If we examine the authorities for the history of the reign we have been reviewing, we shall find that those who were nearest to the times themselves have generally treated Tiberius with the greatest indulgence. Velleius Paterculus indeed, and Valerius Maximus, his contemporaries and subjects, must be regarded as mere courtly panegyrists; but the adulation of the one, though it jars on ears accustomed to the dignified self-respect of the earlier Romans, is not more high-flown in language and sentiment than what our own writers have addressed to the Georges, and even the Charleses and Jameses, of the English monarchy; while that of the other is chiefly offensive from the connection in which it stands with the lessons of virtue and patriotism which his book was specially designed to illustrate.
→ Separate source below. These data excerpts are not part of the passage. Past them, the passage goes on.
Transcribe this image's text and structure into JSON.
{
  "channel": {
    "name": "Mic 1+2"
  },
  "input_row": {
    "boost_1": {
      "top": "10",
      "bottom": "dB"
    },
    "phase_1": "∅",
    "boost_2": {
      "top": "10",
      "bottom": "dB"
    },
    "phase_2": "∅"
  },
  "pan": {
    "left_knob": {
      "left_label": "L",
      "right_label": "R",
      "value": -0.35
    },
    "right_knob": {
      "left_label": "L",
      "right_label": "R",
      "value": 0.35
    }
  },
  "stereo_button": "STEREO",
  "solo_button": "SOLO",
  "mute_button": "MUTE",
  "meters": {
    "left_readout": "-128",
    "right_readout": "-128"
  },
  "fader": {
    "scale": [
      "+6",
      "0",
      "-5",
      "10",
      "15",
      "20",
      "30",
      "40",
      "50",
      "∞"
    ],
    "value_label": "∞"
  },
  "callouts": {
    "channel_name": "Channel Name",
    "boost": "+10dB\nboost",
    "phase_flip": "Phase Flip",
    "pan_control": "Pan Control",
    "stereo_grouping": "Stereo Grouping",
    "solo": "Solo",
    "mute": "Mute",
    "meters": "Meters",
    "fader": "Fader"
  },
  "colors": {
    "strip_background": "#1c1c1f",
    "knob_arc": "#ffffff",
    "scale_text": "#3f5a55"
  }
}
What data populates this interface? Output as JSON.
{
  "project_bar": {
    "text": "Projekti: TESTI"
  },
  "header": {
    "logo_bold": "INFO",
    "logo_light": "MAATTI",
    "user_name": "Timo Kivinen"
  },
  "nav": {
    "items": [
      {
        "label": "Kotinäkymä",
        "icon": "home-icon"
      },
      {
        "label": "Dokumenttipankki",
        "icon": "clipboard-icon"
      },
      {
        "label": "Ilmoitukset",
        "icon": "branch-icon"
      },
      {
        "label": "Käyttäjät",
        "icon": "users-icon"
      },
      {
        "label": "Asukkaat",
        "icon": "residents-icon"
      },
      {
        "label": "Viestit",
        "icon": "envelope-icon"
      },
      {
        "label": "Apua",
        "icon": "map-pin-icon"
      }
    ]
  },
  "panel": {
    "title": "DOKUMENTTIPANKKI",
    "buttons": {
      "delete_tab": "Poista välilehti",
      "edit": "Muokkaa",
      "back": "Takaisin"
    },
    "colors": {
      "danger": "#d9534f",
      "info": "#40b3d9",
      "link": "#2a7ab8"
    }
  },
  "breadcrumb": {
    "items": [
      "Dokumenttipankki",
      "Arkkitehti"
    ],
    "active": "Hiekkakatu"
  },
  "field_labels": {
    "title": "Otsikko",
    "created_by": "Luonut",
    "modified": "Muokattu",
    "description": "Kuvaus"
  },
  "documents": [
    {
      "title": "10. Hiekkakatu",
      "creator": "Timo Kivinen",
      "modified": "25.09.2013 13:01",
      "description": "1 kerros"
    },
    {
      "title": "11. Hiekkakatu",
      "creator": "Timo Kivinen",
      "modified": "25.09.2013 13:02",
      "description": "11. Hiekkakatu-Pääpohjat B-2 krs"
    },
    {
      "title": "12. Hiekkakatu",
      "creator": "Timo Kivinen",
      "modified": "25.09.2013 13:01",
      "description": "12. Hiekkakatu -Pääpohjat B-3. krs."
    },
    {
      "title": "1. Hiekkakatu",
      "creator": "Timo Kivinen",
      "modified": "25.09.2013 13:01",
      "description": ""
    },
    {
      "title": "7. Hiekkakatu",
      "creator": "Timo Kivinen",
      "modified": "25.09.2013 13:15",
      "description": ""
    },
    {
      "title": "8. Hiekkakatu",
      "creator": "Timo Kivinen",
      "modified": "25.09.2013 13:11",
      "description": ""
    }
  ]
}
The elder Seneca, the master of a school of rhetoric, to which science his writings are devoted, makes no mention of the emperor under whom he wrote; but his son, better known as the statesman and philosopher, though he was under the temptation of contrasting the austere and aged tyrant with the gay young prince to whom he was himself attached, speaks of him with considerable moderation, and ascribes the worst of his deeds to Sejanus and the delators rather than to his own evil disposition.